Posté le 2 décembre 2021 (mis à jour le 25 avril 2022) – 2 minutes à lire

Que propose le Privacy Sandbox, son grand remplaçant ?

De manière à protéger toujours plus la vie privée des internautes, tout en permettant aux éditeurs de sites web de poursuivre leur activité grâce à la publicité en ligne, Google a mis au point une alternative aux cookies tiers. Cette solution se présente sous la forme d’une suite d’API ouvertes : le Privacy Sandbox.
En effet, ce système novateur vient totalement bouleverser les notions de tracking et de publicité ciblée, telles qu’elles étaient perçues jusqu’alors. Tandis que le cookie tiers permettait de suivre de manière individualisée la navigation de chaque internaute, sa disparition implique qu’il faille trouver une autre manière de cibler la publicité.
En cela, le Privacy Sandbox propose de stocker les données de navigation directement au cœur du navigateur. Les annonceurs ne pourront ainsi y accéder qu’au moyen des API de Google, sécurisées et garantissant l’anonymat de chacun.

 

Quels sont les principes phares du Privacy Sandbox
et qu’en est-il de sa concrétisation ?

 

Créer un web plus sain et respectueux de la vie privée.

Comme l’a affirmé Google en 2019, « nous sommes convaincus qu’avec une itération et des commentaires continus, des mécanismes de protection de la vie privée et des normes ouvertes comme le Privacy Sandbox peuvent soutenir un Web sain et financé par la publicité d’une manière qui rendra les cookies tiers obsolètes ». D’ici à 2023, c’est donc une éradication complète des cookies tiers qui est visée par la multinationale.

Et pour cela, le principe du privacy budget a notamment été mis en avant. Pour faire face au fingerprinting, à savoir le ciblage précis d’un individu au travers de sa navigation et de ses préférences complètes, le fait de mettre en place un privacy budget vient limiter les informations qui pourront être récupérées à travers les API. Avec un budget limité, les sites et Adtech s’en tiendront alors uniquement au strict minimum.

Permettre un ciblage publicitaire anonymisé.

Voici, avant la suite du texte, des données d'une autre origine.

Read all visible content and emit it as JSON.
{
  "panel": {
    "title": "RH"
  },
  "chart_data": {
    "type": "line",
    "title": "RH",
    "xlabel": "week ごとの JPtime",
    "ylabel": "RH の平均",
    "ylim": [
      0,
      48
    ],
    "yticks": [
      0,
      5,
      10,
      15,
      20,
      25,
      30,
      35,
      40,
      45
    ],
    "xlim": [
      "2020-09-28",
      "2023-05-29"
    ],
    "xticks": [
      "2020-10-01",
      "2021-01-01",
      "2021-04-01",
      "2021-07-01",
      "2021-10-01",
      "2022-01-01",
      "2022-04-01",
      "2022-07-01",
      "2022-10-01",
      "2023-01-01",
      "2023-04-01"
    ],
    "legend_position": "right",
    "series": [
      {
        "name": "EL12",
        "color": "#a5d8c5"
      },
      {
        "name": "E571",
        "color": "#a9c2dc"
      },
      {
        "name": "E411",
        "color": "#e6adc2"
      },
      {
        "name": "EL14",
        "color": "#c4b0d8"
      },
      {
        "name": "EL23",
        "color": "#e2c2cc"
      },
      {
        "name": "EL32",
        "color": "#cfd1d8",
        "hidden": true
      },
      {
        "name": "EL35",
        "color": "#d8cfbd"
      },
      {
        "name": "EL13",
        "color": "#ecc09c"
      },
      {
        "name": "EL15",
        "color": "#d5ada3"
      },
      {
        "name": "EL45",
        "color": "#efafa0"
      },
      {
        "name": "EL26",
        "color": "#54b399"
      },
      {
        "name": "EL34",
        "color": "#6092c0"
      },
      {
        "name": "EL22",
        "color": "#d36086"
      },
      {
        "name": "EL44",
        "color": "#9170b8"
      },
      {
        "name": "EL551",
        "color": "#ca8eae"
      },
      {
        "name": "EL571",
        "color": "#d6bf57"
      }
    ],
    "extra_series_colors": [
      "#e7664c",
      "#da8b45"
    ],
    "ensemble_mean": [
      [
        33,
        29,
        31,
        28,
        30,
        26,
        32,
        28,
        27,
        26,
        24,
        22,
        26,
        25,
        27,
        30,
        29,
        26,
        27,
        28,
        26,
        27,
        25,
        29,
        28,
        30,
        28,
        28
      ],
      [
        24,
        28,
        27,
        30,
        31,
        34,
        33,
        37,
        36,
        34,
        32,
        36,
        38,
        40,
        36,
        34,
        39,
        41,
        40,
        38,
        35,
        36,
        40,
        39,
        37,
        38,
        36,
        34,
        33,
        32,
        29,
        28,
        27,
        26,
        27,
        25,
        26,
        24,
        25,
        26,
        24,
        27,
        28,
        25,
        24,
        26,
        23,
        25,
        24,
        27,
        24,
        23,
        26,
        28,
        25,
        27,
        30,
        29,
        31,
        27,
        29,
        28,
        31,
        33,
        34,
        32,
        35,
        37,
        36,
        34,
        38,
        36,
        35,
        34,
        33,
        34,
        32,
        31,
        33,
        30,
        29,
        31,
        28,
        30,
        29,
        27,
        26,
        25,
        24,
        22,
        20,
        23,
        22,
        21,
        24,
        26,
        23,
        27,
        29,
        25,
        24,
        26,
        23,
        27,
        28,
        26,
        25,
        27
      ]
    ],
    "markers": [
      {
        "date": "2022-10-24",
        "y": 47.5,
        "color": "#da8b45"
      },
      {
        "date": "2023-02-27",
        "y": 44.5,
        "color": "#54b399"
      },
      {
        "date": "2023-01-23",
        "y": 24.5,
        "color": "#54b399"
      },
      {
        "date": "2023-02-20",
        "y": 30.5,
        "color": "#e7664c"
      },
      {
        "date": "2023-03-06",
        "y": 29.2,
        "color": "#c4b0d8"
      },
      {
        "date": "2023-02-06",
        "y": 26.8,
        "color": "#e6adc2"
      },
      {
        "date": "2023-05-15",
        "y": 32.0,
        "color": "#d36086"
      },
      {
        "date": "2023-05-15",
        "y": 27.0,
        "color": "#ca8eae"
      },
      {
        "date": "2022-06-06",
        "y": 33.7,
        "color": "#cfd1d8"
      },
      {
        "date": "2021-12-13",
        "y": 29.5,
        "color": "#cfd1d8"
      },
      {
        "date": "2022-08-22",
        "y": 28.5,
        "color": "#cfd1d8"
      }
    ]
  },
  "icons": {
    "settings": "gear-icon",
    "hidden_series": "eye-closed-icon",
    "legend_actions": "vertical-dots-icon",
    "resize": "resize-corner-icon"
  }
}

Pour poursuivre le ciblage publicitaire, mais de façon nettement plus respectueuse de la vie privée et des données de l’internaute, Google se base sur deux principes.

  • D’une part, la Federated Learning of Cohorts(FLoC)[1] est une méthode qui consiste à générer des groupes d’individus aux profils de navigation similaires. Le principe est le suivant : chaque personne est catégorisée au sein d’un groupe, lui-même formé selon des centres d’intérêts communs. Tous les individus appartenant à un même groupe recevront ainsi les mêmes annonces publicitaires. Grâce à un Cohort ID, à savoir un identifiant partagé par ces profils similaires, permettant de réaliser ces segments d’audience, Google sera en mesure de permettre un classement one-to-few, par opposition au traditionnel fonctionnement one-to-one. Par ailleurs, les identifiants étant des suites alphanumériques, leur utilisation hors du navigateur en sera largement complexifiée. L’annonceur aura ainsi conscience des centres d’intérêts des groupes, sans être en mesure de définir des profils types.
  • D’autre part, le retargeting grâce à l’API Turtledove (ou tourterelle)[2], permet un tri des internautes selon les pages qu’ils ont visitées. L’idée est ensuite de pouvoir leur proposer une publicité choisie par affinité selon cette navigation, se basant sur le principe du on-device action. Des mécanismes d’enchères sont intégrés à cette logique.
    D’ailleurs, Turtledove est aussi l’acronyme de Two Uncorrelated Request Then Locally-Executed Decision On Victory, autrement dit : deux demandes non corrélées, puis une décision exécutée localement sur la victoire.
[1] https://www.ionos.fr/digitalguide/sites-internet/developpement-web/federated-learning-of-cohorts/
[2] https://ads-up.fr/blog/dovekey-fin-des-cookies-tiers/
Un Privacy Sandbox permettant un suivi aux annonceurs.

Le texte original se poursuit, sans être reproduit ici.